For years now, doctors and scientists have been warning everyone about the nasty health consequences that come with being overweight or obese. Now, though, there's another reason to be concerned about the prevalence of expanding waistlines, with new research revealing that weight can have a negative influence on both spending impulses and feelings of capability.
Multiple studies, one common theme
Researchers Marisabel Romero (Colorado State University) and Adam W. Craig (University of Kentucky) conducted a pair of studies related to weight and consumer spending behavior. In the first study, individuals were shown an item with a thin, bottle-like shape. Following this image exposure, participants who had a higher body mass index (BMI) were more likely to buy a higher-priced bottle of Fiji water than a generic bottle of water when compared with low BMI participants. In a second study, high-BMI consumers who were exposed to a thin-shaped image didn't feel like they could manage their spending impulses as well, and subsequently, were more willing to take on credit card debt. Romero and Craig concluded that body shapes have a big influence on how consumers spend, and that consumer advocates need to be careful not to reinforce connections between weight, self-control and financial achievement.
Spending fills a void, but it asserts power, too
Previously, psychologists have honed in on the concept that excessive or impulsive spending connects to emotional dissatisfaction--that is, people will buy to give themselves a temporary thrill and counteract negative thoughts and feelings they might be having. It's classic "filling the void" and triggering the dopamine reward response in the brain.
But the above research also highlights that, when people feel like they have less status due to weight, they might turn to spending as a way to gain back some ground. By spending, they assert they have earned financial power and, therefore, still are successful despite their weight. That's as much an external, social message as it is an internal, self-directed one. The research also demonstrates that people easily can shift the lack of control they associate with weight to other areas of their lives, be it finances, organization or even sexual activity.
Leaders have a choice
So is the answer for consumers to hit the gym and eat carrot sticks all day? Not at all, because as Romero and Craig point out, "marketers long have used slender models, forms and designs to promote economic and social benefits". In other words, companies have known for a long time what thin images do to people. They often manipulate the psychology on purpose. Any business leader has to acknowledge this existing ethical dilemma and draw a line in the sand about whether they're going to continue to play the system.

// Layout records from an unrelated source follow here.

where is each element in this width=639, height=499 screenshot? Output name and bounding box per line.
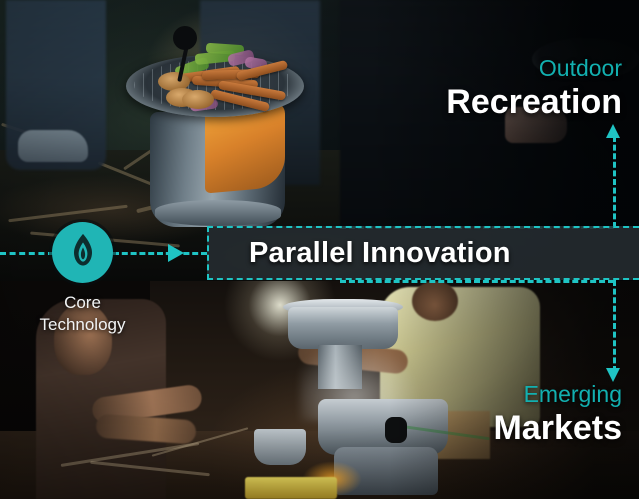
branch-label-outdoor-recreation: Outdoor Recreation xyxy=(446,57,622,119)
arrow-right-icon xyxy=(168,244,184,262)
emerging-small-label: Emerging xyxy=(493,383,622,406)
arrow-up-icon xyxy=(606,124,620,138)
recreation-big-label: Recreation xyxy=(446,85,622,119)
connector-top-vertical xyxy=(613,136,616,228)
connector-into-core xyxy=(0,252,54,255)
connector-bottom-horizontal xyxy=(340,280,614,283)
markets-big-label: Markets xyxy=(493,411,622,445)
core-technology-node[interactable] xyxy=(52,222,113,283)
flame-icon xyxy=(68,233,98,272)
outdoor-small-label: Outdoor xyxy=(446,57,622,80)
diagram-overlay: Core Technology Parallel Innovation Outd… xyxy=(0,0,639,499)
core-technology-label: Core Technology xyxy=(2,292,163,337)
connector-bottom-vertical xyxy=(613,280,616,372)
connector-core-to-box xyxy=(113,252,207,255)
parallel-innovation-label: Parallel Innovation xyxy=(249,237,511,270)
branch-label-emerging-markets: Emerging Markets xyxy=(493,383,622,445)
core-label-line-2: Technology xyxy=(39,315,125,334)
infographic-canvas: Core Technology Parallel Innovation Outd… xyxy=(0,0,639,499)
core-label-line-1: Core xyxy=(64,293,101,312)
parallel-innovation-banner[interactable]: Parallel Innovation xyxy=(207,226,639,280)
arrow-down-icon xyxy=(606,368,620,382)
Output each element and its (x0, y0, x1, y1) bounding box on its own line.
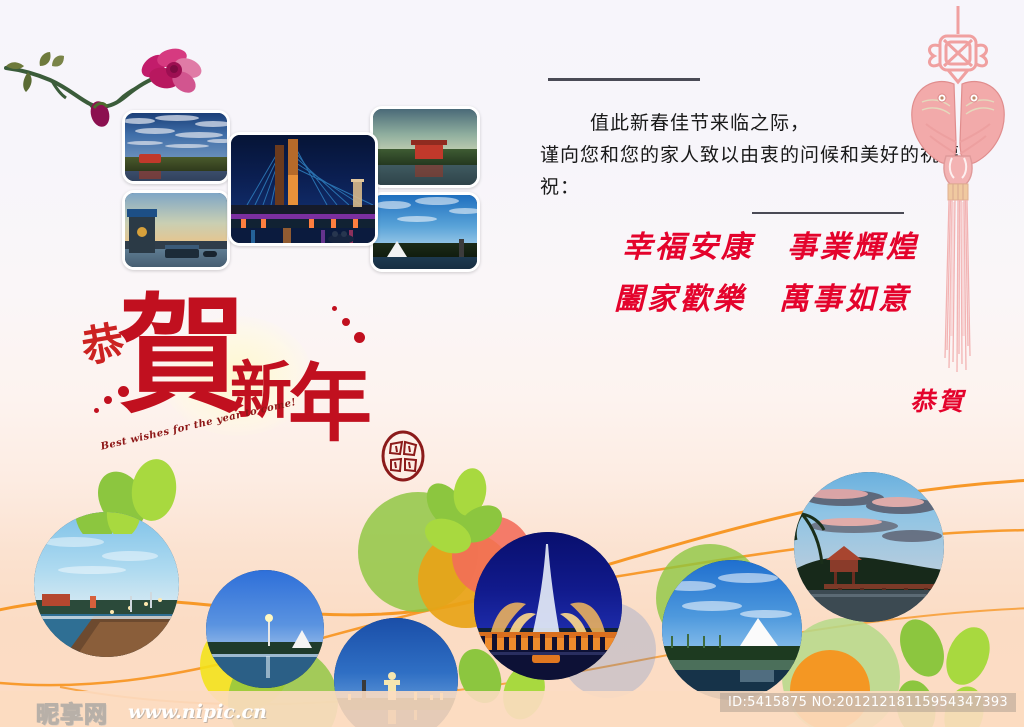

But consumers can take a stand
Being aware of how businesses use weight against consumers is the first step in shoppers protecting themselves and their money. To counter marketing efforts, consumers might
- Adopt a waiting period rule (e.g., avoid impulse buys by putting off the purchase for a day).
- Ask themselves what they actually are buying for a higher price when two products are similar.
- Voice concerns, experiences and feelings on social media (e.g., company and personal Facebook pages, Twitter, etc.)
- Come up with a written definition for success that does not include weight and keep it with their credit cards.
- Keep a list of achievements to review when tempted to spend.
- Find a financial planner--or even a budget buddy--who can keep them accountable for cash outflow.
Blurring the line, business leaders are consumers, too
Team leaders, managers and CEOs who struggle with weight aren't necessarily going to see themselves through rose-colored glasses just because of their positions. Given Romero and Craig's findings, some curvier professionals who connect their sense of identity to their businesses might be tempted to take more risks with their businesses' finances, going over budget to give the impression of success and power. Alternately, they might shy away from being involved in the heart of the company's finances because of feelings of incompetence, denying themselves a real understanding of how to make the business thrive. In this regard, the same strategies that help mainstream consumers keep control--for instance, waiting briefly before making a buy--might also be useful for businesspeople.
In an ideal world, success would be measured based on the good you have done with your life, not based on your clothing size or the money you have in the bank. Clearly, we are not there yet. But the more intolerance we offer to these kinds of manipulations, the closer we come. Whether you're a consumer or business leader or both, be proactive and set limits for how others can treat you. Any time anyone unintentionally or purposely makes you feel "less than", it's time to close your wallet, not open it up.